Damage caused by termites

Damage from Termites

Attributable to their wood- eating habits, many termite species can do great damage to unprotected buildings and other wooden structures. Their characteristic of remaining concealed often leads to their presence being undetected until the timbers are severely damaged and exhibit surface changes. Once termites have entered a building, they don't limit themselves to timber; they also damage paper, cloth, carpets, and other cellulosic materials. Particles taken from soft plastics, plaster, rubber, and sealants such as silicone rubber and acrylics are frequently employed in construction.

Humans have moved many timber-eating species between continents, but have in addition caused drastic population decline in others through habitat loss and pesticide application.

Safeguards:

As reported by a web site made for pest control in St. Charles, MO http://2niceguys.com, it is recommended to ALWAYS contact an expert when you think that there may be termites present at your property.
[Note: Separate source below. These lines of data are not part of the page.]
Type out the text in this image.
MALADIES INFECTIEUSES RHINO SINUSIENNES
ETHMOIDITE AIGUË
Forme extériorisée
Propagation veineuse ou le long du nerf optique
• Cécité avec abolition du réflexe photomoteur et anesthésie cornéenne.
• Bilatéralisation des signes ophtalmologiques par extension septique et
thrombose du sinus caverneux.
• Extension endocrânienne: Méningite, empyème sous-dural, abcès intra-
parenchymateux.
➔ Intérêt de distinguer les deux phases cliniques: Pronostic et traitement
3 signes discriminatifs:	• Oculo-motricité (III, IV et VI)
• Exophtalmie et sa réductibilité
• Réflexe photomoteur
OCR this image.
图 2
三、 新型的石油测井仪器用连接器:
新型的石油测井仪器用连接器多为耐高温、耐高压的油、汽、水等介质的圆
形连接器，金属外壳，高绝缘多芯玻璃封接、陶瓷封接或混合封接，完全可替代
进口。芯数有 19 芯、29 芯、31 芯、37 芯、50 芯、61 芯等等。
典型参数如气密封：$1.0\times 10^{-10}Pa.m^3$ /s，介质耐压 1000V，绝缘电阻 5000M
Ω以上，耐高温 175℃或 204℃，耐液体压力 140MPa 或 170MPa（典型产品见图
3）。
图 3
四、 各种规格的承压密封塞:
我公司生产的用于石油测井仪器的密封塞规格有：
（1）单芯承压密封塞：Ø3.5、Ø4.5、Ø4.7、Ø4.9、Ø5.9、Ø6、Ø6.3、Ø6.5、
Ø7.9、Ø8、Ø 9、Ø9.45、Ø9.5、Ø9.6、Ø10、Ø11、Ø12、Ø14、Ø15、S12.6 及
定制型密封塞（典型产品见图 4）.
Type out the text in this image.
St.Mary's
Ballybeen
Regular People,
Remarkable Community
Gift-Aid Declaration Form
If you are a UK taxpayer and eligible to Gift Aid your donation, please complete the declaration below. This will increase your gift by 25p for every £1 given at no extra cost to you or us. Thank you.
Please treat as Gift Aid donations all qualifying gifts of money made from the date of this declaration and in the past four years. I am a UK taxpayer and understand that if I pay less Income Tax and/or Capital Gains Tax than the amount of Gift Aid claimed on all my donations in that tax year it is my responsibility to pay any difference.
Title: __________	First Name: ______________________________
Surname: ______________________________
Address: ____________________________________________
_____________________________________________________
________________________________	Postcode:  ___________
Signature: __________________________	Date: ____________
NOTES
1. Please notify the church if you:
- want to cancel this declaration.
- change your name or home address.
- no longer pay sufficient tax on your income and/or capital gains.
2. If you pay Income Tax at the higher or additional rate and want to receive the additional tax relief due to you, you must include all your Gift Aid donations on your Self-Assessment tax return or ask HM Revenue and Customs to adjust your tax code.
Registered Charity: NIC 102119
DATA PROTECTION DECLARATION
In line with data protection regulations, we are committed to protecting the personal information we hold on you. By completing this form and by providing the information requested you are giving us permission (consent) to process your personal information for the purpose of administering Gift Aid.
They also suggest that you keep mulch faraway from your house and porch.

Here are another precautions that might be of assistance

* Avoid contact of susceptible timber with ground by employing termite-resistant concrete, steel, or masonry foundation with proper barriers. All the same, termites are in a position to bridge these with shelter tubes, and it has been known for termites to chew through piping made of soft plastics and even some metals, like lead, to exploit moisture. In general, new buildings should be constructed with embedded physical termite barriers so that there are no easy means for termites to gain concealed entry. While barriers of poisoned soil, so called termite pre- remedy, have been in general use since the 1970s, it is preferable that these be used primarily for existing buildings without effective physical barriers.

* The intent of termite barriers (whether physical, poisoned soil, or a few of the new poisoned plastics) is to stop the termites from gaining unseen access to structures. In most situations, termites attempting to enter a barriered building will be driven into the less favourable approach of building shelter tubes up the exterior walls, and therefore, they can be clearly visible both to the building occupants and an array of predators.

* Timber remedy.

* Use of wood that is naturally impervious to termites such as Syncarpia glomulifera (Turpentine Tree), Callitris glaucophylla (White Cypress), or one or more of the Sequoias. Note that there is no tree species whose every individual tree yields only timbers that are immune to termite damage, so that even with well known termite-resistant timber types, there will sometimes be pieces that are attacked. No types of tree produces timber that is perfectly immune to damage from every species of termite, some individual bits of wood might be attacked.

When termites have already penetrated a building, the first action is typically to ruling the colony with insecticides before taking out the termites' means of access and fixing the problems that encouraged them in the beginning. Baits (feeder stations) with small quantities of disruptive insect hormones or other very slow acting toxins have become the preferred least-toxic management tool in most western countries. This has replaced the dusting of toxins direct into termite tunnels that had been widely done since the early 1930s (originating in Australia). The main dust toxicants have been the inorganic metallic poison arsenic trioxide, insect growth regulators (hormones) like triflumuron and, off late fipronil, a phenyl-pyrazole. Blowing dusts into termite workings is an extremely skilled process. All these slow-acting poisons can be distributed by the workers for hours or weeks prior to any symptoms occur and are efficient enough to destroying the entire colony. More innovative variations include chlorfluazuron, diflubenzuron, hexaflumuron, and novaflumuron as bait toxicants and fipronil and imidacloprid as soil poisons. Soil poisons are the least-preferred way of control as this requires much larger doses of toxin and results in uncontrollable release to the environment.